Five metastatic skeletal disease patients (mean age: 72 years, M: F; 4:1) were injected with 150-190 MBq (4.05-5.14 mCi) of [Ga]Ga-DOTA i.v. Biodistribution of [Ga]Ga-DOTA was studied with PET/CT initial dynamic imaging for 30 min; list mode over abdomen (reconstructed as six images of 300 s) followed by static (skull to mid-thigh) imaging at 45 min and 2.5 h with Siemens Biograph 2 PET/CT camera. Also, blood samples (8 time points) and urine samples (2 time points) were collected over a period of 2.5 h. Total activity (MBq) in source organs was determined using interview fusion software (MEDISO Medical Imaging Systems, Budapest, Hungary). A blood-based method for bone marrow self-dose determination and a trapezoidal method for urinary bladder contents residence time calculation were used. OLINDA/EXM version 2.0 software (Hermes Medical Solutions, Stockholm, Sweden) was used to generate residence times for source organs, organ absorbed doses and effective doses.
High uptake in skeleton as target organ, kidneys and urinary bladder as organs of excretion and faint uptake in liver, spleen and salivary glands were seen.
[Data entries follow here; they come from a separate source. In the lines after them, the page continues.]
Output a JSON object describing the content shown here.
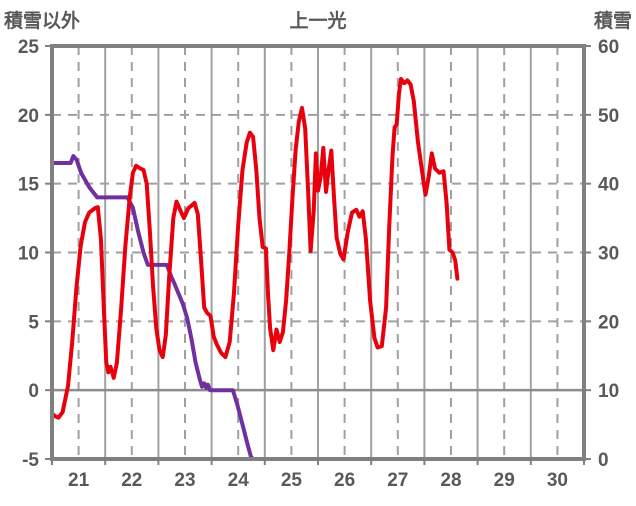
{
  "header": {
    "left_axis_title": "積雪以外",
    "title": "上一光",
    "right_axis_title": "積雪"
  },
  "colors": {
    "temperature_line": "#e8000d",
    "snow_line": "#7030a0",
    "grid": "#a0a0a0",
    "zero_line": "#8c8c8c",
    "border": "#808080",
    "label_text": "#595959",
    "background": "#ffffff"
  },
  "chart_data": {
    "type": "line",
    "title": "上一光",
    "x_range": [
      21,
      31
    ],
    "x_tick_labels": [
      "21",
      "22",
      "23",
      "24",
      "25",
      "26",
      "27",
      "28",
      "29",
      "30"
    ],
    "x_label_positions": [
      21.5,
      22.5,
      23.5,
      24.5,
      25.5,
      26.5,
      27.5,
      28.5,
      29.5,
      30.5
    ],
    "grid": {
      "vertical_solid_days": [
        22,
        23,
        24,
        25,
        26,
        27,
        28,
        29,
        30
      ],
      "vertical_dashed_days": [
        21.5,
        22.5,
        23.5,
        24.5,
        25.5,
        26.5,
        27.5,
        28.5,
        29.5,
        30.5
      ],
      "horizontal_dashed_left_values": [
        20,
        15,
        10,
        5
      ],
      "zero_line_left_value": 0
    },
    "left_axis": {
      "title": "積雪以外",
      "range": [
        -5,
        25
      ],
      "ticks": [
        25,
        20,
        15,
        10,
        5,
        0,
        -5
      ]
    },
    "right_axis": {
      "title": "積雪",
      "range": [
        0,
        60
      ],
      "ticks": [
        60,
        50,
        40,
        30,
        20,
        10,
        0
      ]
    },
    "legend_position": "none",
    "series": [
      {
        "name": "積雪以外",
        "axis": "left",
        "color": "#e8000d",
        "points": [
          [
            21.0,
            -1.7
          ],
          [
            21.06,
            -1.9
          ],
          [
            21.12,
            -2.0
          ],
          [
            21.2,
            -1.6
          ],
          [
            21.3,
            0.3
          ],
          [
            21.38,
            3.5
          ],
          [
            21.46,
            7.5
          ],
          [
            21.54,
            10.5
          ],
          [
            21.62,
            12.2
          ],
          [
            21.7,
            12.9
          ],
          [
            21.8,
            13.2
          ],
          [
            21.86,
            13.3
          ],
          [
            21.92,
            11.0
          ],
          [
            21.98,
            5.5
          ],
          [
            22.02,
            2.0
          ],
          [
            22.06,
            1.3
          ],
          [
            22.1,
            1.7
          ],
          [
            22.16,
            0.9
          ],
          [
            22.22,
            2.0
          ],
          [
            22.3,
            6.0
          ],
          [
            22.38,
            10.5
          ],
          [
            22.46,
            14.0
          ],
          [
            22.52,
            15.8
          ],
          [
            22.58,
            16.3
          ],
          [
            22.66,
            16.1
          ],
          [
            22.72,
            16.0
          ],
          [
            22.78,
            15.0
          ],
          [
            22.84,
            11.5
          ],
          [
            22.9,
            7.5
          ],
          [
            22.96,
            4.5
          ],
          [
            23.02,
            2.9
          ],
          [
            23.08,
            2.4
          ],
          [
            23.14,
            4.0
          ],
          [
            23.2,
            8.0
          ],
          [
            23.28,
            12.5
          ],
          [
            23.34,
            13.7
          ],
          [
            23.42,
            13.0
          ],
          [
            23.48,
            12.5
          ],
          [
            23.56,
            13.2
          ],
          [
            23.62,
            13.4
          ],
          [
            23.68,
            13.6
          ],
          [
            23.74,
            12.8
          ],
          [
            23.8,
            9.5
          ],
          [
            23.86,
            6.0
          ],
          [
            23.92,
            5.6
          ],
          [
            23.98,
            5.4
          ],
          [
            24.04,
            3.9
          ],
          [
            24.1,
            3.3
          ],
          [
            24.18,
            2.7
          ],
          [
            24.26,
            2.4
          ],
          [
            24.34,
            3.5
          ],
          [
            24.42,
            7.0
          ],
          [
            24.5,
            12.0
          ],
          [
            24.58,
            16.0
          ],
          [
            24.66,
            18.0
          ],
          [
            24.72,
            18.7
          ],
          [
            24.78,
            18.4
          ],
          [
            24.84,
            16.0
          ],
          [
            24.9,
            12.5
          ],
          [
            24.96,
            10.4
          ],
          [
            25.02,
            10.3
          ],
          [
            25.06,
            7.0
          ],
          [
            25.1,
            4.5
          ],
          [
            25.16,
            2.9
          ],
          [
            25.22,
            4.4
          ],
          [
            25.28,
            3.5
          ],
          [
            25.34,
            4.2
          ],
          [
            25.4,
            6.5
          ],
          [
            25.46,
            10.0
          ],
          [
            25.52,
            14.0
          ],
          [
            25.58,
            17.5
          ],
          [
            25.64,
            19.5
          ],
          [
            25.7,
            20.5
          ],
          [
            25.76,
            19.0
          ],
          [
            25.82,
            14.0
          ],
          [
            25.86,
            10.1
          ],
          [
            25.92,
            13.0
          ],
          [
            25.96,
            17.2
          ],
          [
            26.0,
            14.5
          ],
          [
            26.05,
            15.5
          ],
          [
            26.1,
            17.6
          ],
          [
            26.15,
            14.4
          ],
          [
            26.2,
            16.0
          ],
          [
            26.25,
            17.4
          ],
          [
            26.3,
            14.0
          ],
          [
            26.35,
            11.1
          ],
          [
            26.42,
            9.9
          ],
          [
            26.48,
            9.5
          ],
          [
            26.56,
            11.5
          ],
          [
            26.64,
            12.9
          ],
          [
            26.72,
            13.1
          ],
          [
            26.78,
            12.6
          ],
          [
            26.84,
            13.0
          ],
          [
            26.9,
            11.0
          ],
          [
            26.98,
            6.5
          ],
          [
            27.06,
            3.8
          ],
          [
            27.12,
            3.1
          ],
          [
            27.2,
            3.2
          ],
          [
            27.28,
            6.0
          ],
          [
            27.34,
            12.0
          ],
          [
            27.4,
            17.0
          ],
          [
            27.44,
            19.1
          ],
          [
            27.48,
            19.3
          ],
          [
            27.52,
            21.5
          ],
          [
            27.56,
            22.6
          ],
          [
            27.62,
            22.3
          ],
          [
            27.68,
            22.5
          ],
          [
            27.74,
            22.2
          ],
          [
            27.8,
            21.0
          ],
          [
            27.88,
            18.0
          ],
          [
            27.96,
            15.8
          ],
          [
            28.02,
            14.2
          ],
          [
            28.08,
            15.5
          ],
          [
            28.14,
            17.2
          ],
          [
            28.2,
            16.1
          ],
          [
            28.28,
            15.8
          ],
          [
            28.36,
            15.9
          ],
          [
            28.42,
            13.5
          ],
          [
            28.47,
            10.2
          ],
          [
            28.53,
            10.0
          ],
          [
            28.58,
            9.4
          ],
          [
            28.62,
            8.1
          ]
        ]
      },
      {
        "name": "積雪",
        "axis": "right",
        "color": "#7030a0",
        "points": [
          [
            21.0,
            43
          ],
          [
            21.35,
            43
          ],
          [
            21.4,
            44
          ],
          [
            21.46,
            43.5
          ],
          [
            21.55,
            41.5
          ],
          [
            21.7,
            39.5
          ],
          [
            21.85,
            38
          ],
          [
            22.42,
            38
          ],
          [
            22.52,
            36.5
          ],
          [
            22.62,
            33
          ],
          [
            22.72,
            30
          ],
          [
            22.8,
            28.2
          ],
          [
            23.16,
            28.2
          ],
          [
            23.24,
            26.5
          ],
          [
            23.3,
            25.5
          ],
          [
            23.38,
            24
          ],
          [
            23.46,
            22.5
          ],
          [
            23.54,
            20.5
          ],
          [
            23.62,
            17.5
          ],
          [
            23.7,
            14
          ],
          [
            23.78,
            11.5
          ],
          [
            23.82,
            10.5
          ],
          [
            23.86,
            11
          ],
          [
            23.9,
            10.3
          ],
          [
            23.93,
            10.8
          ],
          [
            23.97,
            10
          ],
          [
            24.4,
            10
          ],
          [
            24.48,
            8
          ],
          [
            24.58,
            5
          ],
          [
            24.68,
            2
          ],
          [
            24.74,
            0.3
          ],
          [
            24.78,
            0
          ],
          [
            28.6,
            0
          ]
        ]
      }
    ]
  }
}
Qualitative and quantitative analysis supported fast blood clearance, high bone to soft tissue and lesion to normal bone uptake with [Ga]Ga-DOTA. Urinary bladder with the highest absorbed dose of 0.368 mSv/MBq presented the critical organ, followed by osteogenic cells, kidneys and red marrow receiving doses of 0.040, 0.031 and 0.027 mSv/MBq, respectively. The mean effective dose was found to be 0.0174 mSv/MBq which results in an effective dose of 2.61 mSv from 150 MBq.
Biodistribution of [Ga]Ga-DOTA was comparable to [F]NaF, [Tc]Tc-MDP and [Ga]Ga-PSMA-617. With proper hydration and diuresis to reduce urinary bladder and kidney absorbed doses, it has clear advantages over [F]NaF owing to its onsite, low-cost production and theranostic potential of personalized dosimetry for treatment with [Lu]Lu-DOTA and [Ac]Ac-DOTA.
镓-68 唑来膦酸盐 ([Ga]Ga-DOTA) 的临床前研究表明,它是一种用于 PET/CT 诊断骨疾病的有效双膦酸盐,是 [Lu]Lu-DOTA 和 [Ac]Ac-DOTA 的诊断对应物。本研究旨在对 [Ga]Ga-DOTA 进行首次人体生物分布和剂量学分析。
5 例转移性骨疾病患者(平均年龄:72 岁,男:女;4:1)静脉注射 150-190 MBq(4.05-5.14 mCi)[Ga]Ga-DOTA。使用 PET/CT 初始动态成像在 30 分钟内研究 [Ga]Ga-DOTA 的生物分布;腹部列表模式(重建为 300 s 的 6 个图像),然后在 45 分钟和 2.5 小时进行静态(颅骨至大腿中部)成像,使用西门子 Biograph 2 PET/CT 相机。此外,在 2.5 小时内采集血液样本(8 个时间点)和尿液样本(2 个时间点)。使用访谈融合软件(匈牙利布达佩斯 MEDISO Medical Imaging Systems)确定源器官中的总活动(MBq)。使用基于血液的骨髓自剂量测定方法和梯形方法计算膀胱内容物停留时间。使用 OLINDA/EXM 版本 2.0 软件(瑞典斯德哥尔摩 Hermes Medical Solutions)生成源器官的停留时间、器官吸收剂量和有效剂量。
在骨骼作为靶器官、肾脏和膀胱作为排泄器官中观察到高摄取,在肝脏、脾脏和唾液腺中观察到低摄取。定性和定量分析支持 [Ga]Ga-DOTA 具有快速的血液清除率、高骨与软组织和病变与正常骨摄取率。吸收剂量最高的膀胱为临界器官,随后是成骨细胞、肾脏和红骨髓,吸收剂量分别为 0.040、0.031 和 0.027 mSv/MBq。发现平均有效剂量为 0.0174 mSv/MBq,这导致从 150 MBq 中获得 2.61 mSv 的有效剂量。
[Ga]Ga-DOTA 的生物分布与 [F]NaF、[Tc]Tc-MDP 和 [Ga]Ga-PSMA-617 相当。通过适当的水合和利尿来降低膀胱和肾脏的吸收剂量,与 [F]NaF 相比,它具有明显的优势,因为它具有现场、低成本的生产能力,并且具有 [Lu]Lu-DOTA 和 [Ac]Ac-DOTA 治疗的个性化剂量学治疗潜力。